Ist das für Sie entscheidend? Dass Sie mit jedem Film etwas anderes machen als mit dem davor? Über solche Fragen machen Sie sich vermutlich viel mehr Gedanken als ich. Denn ich folge eigentlich nur meinem Instinkt. Aber sehr häufig ist mein Impuls tatsächlich der, nicht zweimal nacheinander ähnliches zu machen. So wie es auch das Motto von François Truffaut war, jeden neuen Film in Opposition zum vorangegangenen zu machen. Nach einer aufwändigen Produktion habe ich also oft Lust auf ein eher bescheidenes Budget, nach einer überdreht-theatralischen Geschichte auf eine realistische. Ich will mich einfach nicht langweilen.
Sowohl mit Hélène Vincent als auch mit Josiane Balasko hatten Sie bereits in der Vergangenheit zusammengearbeitet. Haben Sie die Rollen in «Wenn der Herbst naht» für sie geschrieben? Nein, ich schreibe nie für bestimmte Schauspielerinnen. Erst wenn ein Drehbuch fertig ist, denke ich darüber nach, wer in welche Rolle passt. In diesem Fall ging es mir darum, zwei alte Frauen voller Leben und Lust zu zeigen, die keine Angst vor ihrem Alter haben und sich davon nicht einschränken lassen. Da kamen mir Hélène und Josiane schnell in den Sinn, weil ich sie kannte und dank ihrer kleinen Rollen in «Gelobt sei Gott» wusste, was für starke Schauspielerinnen sie sind. Ausserdem reizte mich, dass beide beruflich gesehen aus ganz unterschiedlichen Richtungen kommen. Hélène Vincent ist eine klassische Theaterschauspielerin, die mit Patrice Chéreau und Jean-Pierre Vincent gearbeitet hat. Josiane Balasko dagegen ist vor allem bekannt für sehr populäre Kino-Komödien wie «Die Strandflitzer». Ich war neugierig darauf, wie diese zwei Frauen zusammen vor der Kamera funktionieren.

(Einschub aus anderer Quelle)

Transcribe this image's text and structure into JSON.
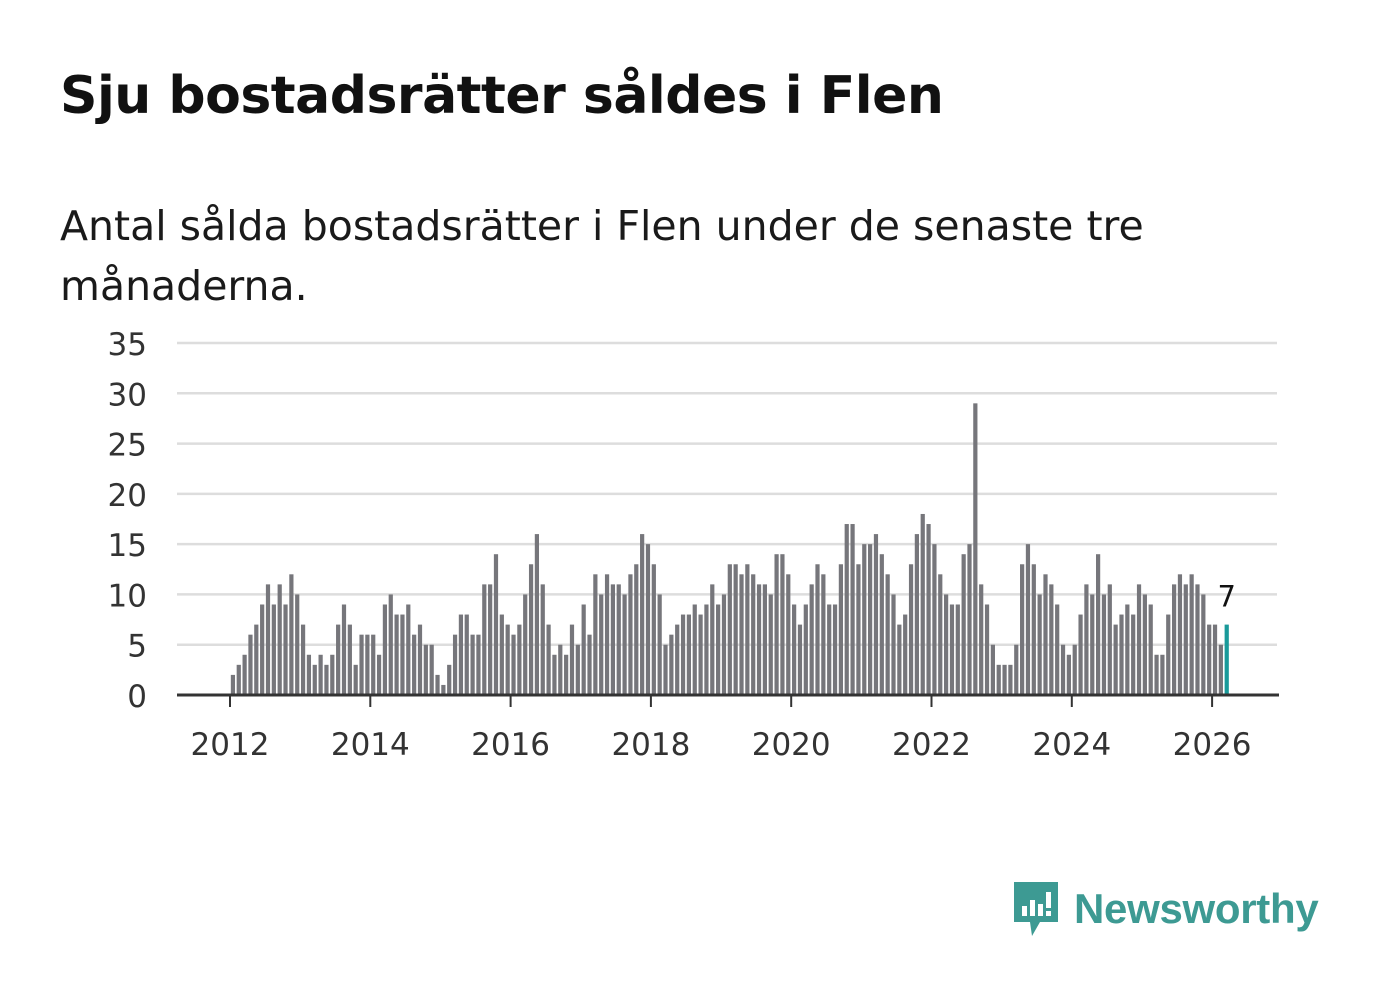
{
  "title": "Sju bostadsrätter såldes i Flen",
  "subtitle": "Antal sålda bostadsrätter i Flen under de senaste tre månaderna.",
  "brand": {
    "name": "Newsworthy",
    "icon": "newsworthy-logo-icon"
  },
  "colors": {
    "bar": "#76767b",
    "highlight": "#1a9a9a",
    "grid": "#dddddd",
    "axis": "#333333",
    "brand": "#3d9a93"
  },
  "chart_data": {
    "type": "bar",
    "title": "Sju bostadsrätter såldes i Flen",
    "xlabel": "",
    "ylabel": "",
    "ylim": [
      0,
      35
    ],
    "yticks": [
      0,
      5,
      10,
      15,
      20,
      25,
      30,
      35
    ],
    "xticks": [
      "2012",
      "2014",
      "2016",
      "2018",
      "2020",
      "2022",
      "2024",
      "2026"
    ],
    "start": "2012-01",
    "end": "2026-03",
    "highlight_label": "7",
    "values": [
      2,
      3,
      4,
      6,
      7,
      9,
      11,
      9,
      11,
      9,
      12,
      10,
      7,
      4,
      3,
      4,
      3,
      4,
      7,
      9,
      7,
      3,
      6,
      6,
      6,
      4,
      9,
      10,
      8,
      8,
      9,
      6,
      7,
      5,
      5,
      2,
      1,
      3,
      6,
      8,
      8,
      6,
      6,
      11,
      11,
      14,
      8,
      7,
      6,
      7,
      10,
      13,
      16,
      11,
      7,
      4,
      5,
      4,
      7,
      5,
      9,
      6,
      12,
      10,
      12,
      11,
      11,
      10,
      12,
      13,
      16,
      15,
      13,
      10,
      5,
      6,
      7,
      8,
      8,
      9,
      8,
      9,
      11,
      9,
      10,
      13,
      13,
      12,
      13,
      12,
      11,
      11,
      10,
      14,
      14,
      12,
      9,
      7,
      9,
      11,
      13,
      12,
      9,
      9,
      13,
      17,
      17,
      13,
      15,
      15,
      16,
      14,
      12,
      10,
      7,
      8,
      13,
      16,
      18,
      17,
      15,
      12,
      10,
      9,
      9,
      14,
      15,
      29,
      11,
      9,
      5,
      3,
      3,
      3,
      5,
      13,
      15,
      13,
      10,
      12,
      11,
      9,
      5,
      4,
      5,
      8,
      11,
      10,
      14,
      10,
      11,
      7,
      8,
      9,
      8,
      11,
      10,
      9,
      4,
      4,
      8,
      11,
      12,
      11,
      12,
      11,
      10,
      7,
      7,
      5,
      7
    ]
  }
}
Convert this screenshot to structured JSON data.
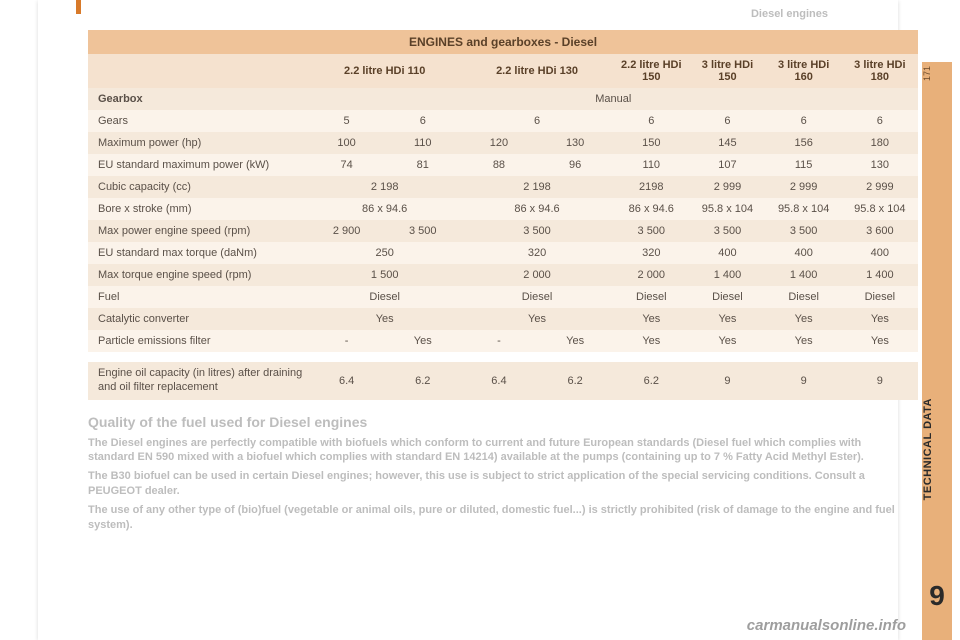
{
  "header": {
    "topic": "Diesel engines",
    "side_pagenum": "171",
    "side_section": "TECHNICAL DATA",
    "side_chapter": "9"
  },
  "table": {
    "title": "ENGINES and gearboxes - Diesel",
    "engine_headers": {
      "e1": "2.2 litre HDi 110",
      "e2": "2.2 litre HDi 130",
      "e3": "2.2 litre HDi 150",
      "e4": "3 litre HDi 150",
      "e5": "3 litre HDi 160",
      "e6": "3 litre HDi 180"
    },
    "gearbox": {
      "label": "Gearbox",
      "value": "Manual"
    },
    "rows": {
      "gears": {
        "label": "Gears",
        "c": [
          "5",
          "6",
          "6",
          "",
          "6",
          "6",
          "6",
          "6"
        ]
      },
      "maxhp": {
        "label": "Maximum power (hp)",
        "c": [
          "100",
          "110",
          "120",
          "130",
          "150",
          "145",
          "156",
          "180"
        ]
      },
      "eukw": {
        "label": "EU standard maximum power (kW)",
        "c": [
          "74",
          "81",
          "88",
          "96",
          "110",
          "107",
          "115",
          "130"
        ]
      },
      "cubic": {
        "label": "Cubic capacity (cc)",
        "c": [
          "2 198",
          "",
          "2 198",
          "",
          "2198",
          "2 999",
          "2 999",
          "2 999"
        ]
      },
      "bore": {
        "label": "Bore x stroke (mm)",
        "c": [
          "86 x 94.6",
          "",
          "86 x 94.6",
          "",
          "86 x 94.6",
          "95.8 x 104",
          "95.8 x 104",
          "95.8 x 104"
        ]
      },
      "maxpwrspd": {
        "label": "Max power engine speed (rpm)",
        "c": [
          "2 900",
          "3 500",
          "3 500",
          "",
          "3 500",
          "3 500",
          "3 500",
          "3 600"
        ]
      },
      "torque": {
        "label": "EU standard max torque (daNm)",
        "c": [
          "250",
          "",
          "320",
          "",
          "320",
          "400",
          "400",
          "400"
        ]
      },
      "torqspd": {
        "label": "Max torque engine speed (rpm)",
        "c": [
          "1 500",
          "",
          "2 000",
          "",
          "2 000",
          "1 400",
          "1 400",
          "1 400"
        ]
      },
      "fuel": {
        "label": "Fuel",
        "c": [
          "Diesel",
          "",
          "Diesel",
          "",
          "Diesel",
          "Diesel",
          "Diesel",
          "Diesel"
        ]
      },
      "cat": {
        "label": "Catalytic converter",
        "c": [
          "Yes",
          "",
          "Yes",
          "",
          "Yes",
          "Yes",
          "Yes",
          "Yes"
        ]
      },
      "pef": {
        "label": "Particle emissions filter",
        "c": [
          "-",
          "Yes",
          "-",
          "Yes",
          "Yes",
          "Yes",
          "Yes",
          "Yes"
        ]
      },
      "oil": {
        "label": "Engine oil capacity (in litres) after draining and oil filter replacement",
        "c": [
          "6.4",
          "6.2",
          "6.4",
          "6.2",
          "6.2",
          "9",
          "9",
          "9"
        ]
      }
    }
  },
  "body": {
    "heading": "Quality of the fuel used for Diesel engines",
    "p1": "The Diesel engines are perfectly compatible with biofuels which conform to current and future European standards (Diesel fuel which complies with standard EN 590 mixed with a biofuel which complies with standard EN 14214) available at the pumps (containing up to 7 % Fatty Acid Methyl Ester).",
    "p2": "The B30 biofuel can be used in certain Diesel engines; however, this use is subject to strict application of the special servicing conditions. Consult a PEUGEOT dealer.",
    "p3": "The use of any other type of (bio)fuel (vegetable or animal oils, pure or diluted, domestic fuel...) is strictly prohibited (risk of damage to the engine and fuel system)."
  },
  "watermark": "carmanualsonline.info"
}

Ausserdem spielt auch Ludivine Sagnier mit, mit der Sie bereits vor 25 Jahren zusammengearbeitet haben … Damals haben wir in recht kurzer drei Filme zusammen gedreht, «Tropfen auf heisse Steine», «8 Frauen» und «Swimming Pool». Das war für uns beide der Beginn unserer Karrieren. Jetzt war es an der Zeit, dass wir uns endlich einmal wieder zusammentun. Als Regisseur hat es für mich etwas sehr Berührendes, Schauspielerinnen und Schauspieler durch verschiedene Stadien ihres Lebens zu begleiten. Ludivine konnte sich trotzdem einen Kommentar nicht verkneifen, als ich ihr nun das Drehbuch schickte. Dass ich sie ausgerechnet eine Frau spielen lasse, die man eigentlich hasst, fand sie nicht so charmant.
Apropos uncharmant: Wollen wir noch kurz über das Alter sprechen? Sie werden in diesem Jahr 58 Jahre alt, also noch eine Weile entfernt vom Alter Ihrer Protagonistinnen. Aber denken Sie manchmal schon an den Herbst des Lebens? Finden Sie ich müsste? So weit bin ich noch nicht, sorry. Aber ich will doch hoffen, dass ich dann auch noch Lust am Leben und an der Arbeit habe. Ich halte mich auf jeden Fall an dem Gedanken fest, dass nicht alles im Leben vorbei ist, nur weil man ein bestimmtes Alter erreicht. Dafür sind ja auch die Pilze im Film ein ganzes gutes Symbol: Auch im Herbst wächst noch etwas. Wenn auch mit der Schwierigkeit, dass sie entweder köstlich oder gefährlich sein können.
Vor vielen Jahren haben Sie mit „Angel“ einmal einen englischsprachigen Film gedreht. Aber nach Hollywood zu gehen, hat Sie nie gereizt?
Nicht wirklich. Es gab durchaus Angebote, aber ich habe immer abgelehnt. Vor allem, weil in Hollywood der Produzent das letzte Wort hat und über die finale Schnittfassung entscheiden darf. Da ist man als Regisseur bloß ein Angestellter und nicht wie in Frankreich der Herr über den Film. Ich genieße die künstlerische Freiheit, die ich zuhause habe. Und die Arbeit an echten Blockbustern hat mich ohnehin nie interessiert.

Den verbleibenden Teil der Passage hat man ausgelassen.